Fed Chairman Ben Bernanke has now called on banks to forgive portions of the principal owed by struggling subprime borrowers, which suggests that a major intervention may be coming. As between jawboning (the Republican inclination) and a bailout (the Democrats’ leaning), I’ll take jawboning any day. But the third option, amending the bankruptcy laws to allow borrowers to reduce their mortgages, is, in my view, much superior to either, as I argued in a post last week.
Rather than repeat those arguments, I’ll simply add two additional points.
First, if he’s looking for evidence that loan forgiveness sometimes makes everyone better off, Bernanke need look no further than his colleagues on the Federal Reserve. A decade ago, current Fed Governor (then a professor at the University of Chicago) Randy Kroszner examined a 1935 Supreme Court decision upholding Roosevelt administration legislation that abrogated the so-called gold clauses in corporate bonds. These clauses required corporate borrowers to repay their obligations in gold, a crippling obligation in a time of Depression. Roosevelt’s abrogation of the provisions effectively reduced the amount of the corporate debtor’s payment obligations. It’s no surprise that this helped corporate borrowers; but it also turned out to help the lenders (the investors who held the bonds). In a careful empirical study (“Is it Better to Forgive than Receive?”), Kroszner found that the value of the bonds actually went up, not down, when the gold clause abrocation was upheld, almost certainly because this made it less likely that the borrowers would default. Reducing the principal owed by subprime borrowers would quite likely have a similar win-win effect to day.
Second, while Senator Durbin’s proposed bankruptcy reform is the best way to achieve partial loan forgiveness, it is seriously incomplete. Under the proposal, a borrower would need to file for Chapter 13, the chapter that requires a debtor to repay a portion of what she owes during the three to five year period after bankruptcy. If a debtor owes $100 to its ordinary creditors, for instance, she may agree to pay them a total of $70 under her repayment plan. If a corporate debtor agrees to a similar plan (in Chapter 11), its obligations are reduced to the agreed upon amount, $70. In bankruptcy lingo, the other $30 is “discharged.” But, for reasons that have never been clear to me, a consumer debtor in Chapter 13 does not receive the reduction in payment (the “discharge”) until after she makes all of the payments required by the Chapter 13 plan.
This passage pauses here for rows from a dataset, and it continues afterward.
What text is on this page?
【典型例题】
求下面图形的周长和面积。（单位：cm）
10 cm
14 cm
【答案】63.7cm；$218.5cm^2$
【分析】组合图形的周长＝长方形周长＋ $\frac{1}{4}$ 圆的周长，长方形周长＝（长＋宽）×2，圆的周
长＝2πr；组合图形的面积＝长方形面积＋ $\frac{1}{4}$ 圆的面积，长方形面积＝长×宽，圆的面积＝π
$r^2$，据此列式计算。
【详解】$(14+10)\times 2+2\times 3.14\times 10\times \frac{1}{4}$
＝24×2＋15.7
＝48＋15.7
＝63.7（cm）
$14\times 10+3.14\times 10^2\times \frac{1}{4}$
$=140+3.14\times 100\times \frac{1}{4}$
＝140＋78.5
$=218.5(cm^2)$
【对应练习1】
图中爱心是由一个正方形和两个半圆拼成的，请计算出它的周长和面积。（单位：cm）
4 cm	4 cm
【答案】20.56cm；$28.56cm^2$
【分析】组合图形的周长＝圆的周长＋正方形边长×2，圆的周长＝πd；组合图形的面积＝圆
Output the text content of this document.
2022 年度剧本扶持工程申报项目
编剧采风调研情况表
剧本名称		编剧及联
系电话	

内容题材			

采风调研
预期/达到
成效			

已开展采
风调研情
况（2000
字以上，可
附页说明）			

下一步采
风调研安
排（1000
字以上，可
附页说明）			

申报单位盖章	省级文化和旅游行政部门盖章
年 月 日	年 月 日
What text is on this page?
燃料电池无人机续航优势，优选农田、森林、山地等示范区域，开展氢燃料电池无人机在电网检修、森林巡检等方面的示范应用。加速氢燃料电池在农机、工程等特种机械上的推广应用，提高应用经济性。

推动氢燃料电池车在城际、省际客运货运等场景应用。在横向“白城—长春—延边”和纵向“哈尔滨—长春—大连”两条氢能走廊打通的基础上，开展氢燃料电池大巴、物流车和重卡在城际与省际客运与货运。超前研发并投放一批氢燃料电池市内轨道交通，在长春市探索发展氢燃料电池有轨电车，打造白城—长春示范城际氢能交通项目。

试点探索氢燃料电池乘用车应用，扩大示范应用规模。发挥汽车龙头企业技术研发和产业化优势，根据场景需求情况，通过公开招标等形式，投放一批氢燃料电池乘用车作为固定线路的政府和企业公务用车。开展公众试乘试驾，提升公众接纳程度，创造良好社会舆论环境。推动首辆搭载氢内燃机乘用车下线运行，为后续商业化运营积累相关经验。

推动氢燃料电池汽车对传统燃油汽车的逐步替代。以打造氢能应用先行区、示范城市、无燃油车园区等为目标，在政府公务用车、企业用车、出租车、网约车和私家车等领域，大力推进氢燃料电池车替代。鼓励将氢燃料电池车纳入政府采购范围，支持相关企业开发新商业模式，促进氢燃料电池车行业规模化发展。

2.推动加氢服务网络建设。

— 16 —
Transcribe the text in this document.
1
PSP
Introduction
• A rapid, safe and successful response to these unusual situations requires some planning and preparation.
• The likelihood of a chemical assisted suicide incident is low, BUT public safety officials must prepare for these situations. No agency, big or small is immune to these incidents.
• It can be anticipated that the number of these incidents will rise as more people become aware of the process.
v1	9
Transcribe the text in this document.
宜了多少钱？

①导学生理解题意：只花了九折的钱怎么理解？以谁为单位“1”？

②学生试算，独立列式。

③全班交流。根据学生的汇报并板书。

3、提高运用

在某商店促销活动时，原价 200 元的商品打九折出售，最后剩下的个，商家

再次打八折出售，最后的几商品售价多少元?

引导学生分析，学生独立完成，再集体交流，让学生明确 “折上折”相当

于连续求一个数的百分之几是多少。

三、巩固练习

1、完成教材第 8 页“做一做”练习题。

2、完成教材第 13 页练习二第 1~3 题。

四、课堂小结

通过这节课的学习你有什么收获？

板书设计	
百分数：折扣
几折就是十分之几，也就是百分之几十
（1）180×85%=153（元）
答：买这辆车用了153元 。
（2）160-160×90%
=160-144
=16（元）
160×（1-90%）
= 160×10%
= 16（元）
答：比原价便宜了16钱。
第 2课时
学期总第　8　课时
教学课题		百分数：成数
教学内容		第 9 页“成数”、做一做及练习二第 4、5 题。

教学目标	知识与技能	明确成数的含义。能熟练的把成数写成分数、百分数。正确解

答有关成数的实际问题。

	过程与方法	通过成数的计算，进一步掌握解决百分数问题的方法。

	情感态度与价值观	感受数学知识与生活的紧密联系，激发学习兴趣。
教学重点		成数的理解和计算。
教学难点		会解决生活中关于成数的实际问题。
If she fails to complete the plan– as unfortunately is the case roughly two-thirds of the time– her original obligations spring back to life, vampire-like. She once again owes the entire $100, less whatever amounts she has actually paid.
This problem is easily fixed: in addition to passing the Durbin proposal, Congress could adjust Chapter 13 as a whole to make the debtor’s discharge effective as of the date the court approves a debtor’s repayment plan. Otherwise, many subprime debtors could end up losing the relief they thought they had.
Several commenters on my previous post have noted that permitting borrowers to reduce their mortgage obligations in bankruptcy could lead to a modest increase in the cost of credit for future borrowers. True, but the reform would also encourage lenders to be more careful, and it’s a small price to pay to address a crisis that seems to be getting uglier by the day.